Twain still wanted to talk about race in his novel, though, and he seems to have concluded that his ideas would get a better hearing if they were situated in the past. The result was a masterwork of historical fiction that didn’t just retroactively condemn bondage, but also implicitly criticized Americans for failing to see that racial injustice had persisted for decades after emancipation. Jim tastes his freedom, wins Huck’s admiration, and, in the novel’s most famous scene, inspires his young friend to denounce the institution of slavery. But an outrageous reversal comes at novel’s end, when Jim is re-enslaved—a chilly, allegorical reminder of the nation’s still-unmet promises.
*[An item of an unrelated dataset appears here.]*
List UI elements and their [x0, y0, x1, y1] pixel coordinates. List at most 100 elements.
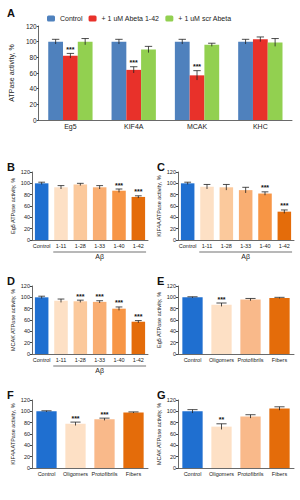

Twain’s call for change was a powerful one. But the historical setting of Huckleberry Finn had the effect of making its present relevance somewhat subtle, and that which is subtle can be overlooked or ignored. Because chattel slavery was technically a dead issue in 1885, many readers saw no contradiction in enjoying Jim’s quest for freedom in one minute and supporting Jim Crow laws in the next. The novel had an important message for a still-divided nation, but it also could not state that message too bluntly.
When literary scholars of 2050 look back on the early 21st century, what Great American Novels will they find? Will the novels be the ones that participated in our most wrenching contemporary debates, or the ones that used the past to help the medicine go down? The master narrative of America in the time of climate change could turn out to be Jonathan Franzen’s Freedom, which condemns mountaintop-removal coal mining and other environmental outrages. But Peter Matthiessen’s Shadow Country, which depicts the desecration of the Everglades more than a century ago, might have just as much of a claim.
If Buell’s study has predictive power, it seems more likely that the latter sort of novels will be remembered. Literary artists of our century know, just as those of Emily Dickinson’s did, that in America "the truth must dazzle gradually, or every man be blind."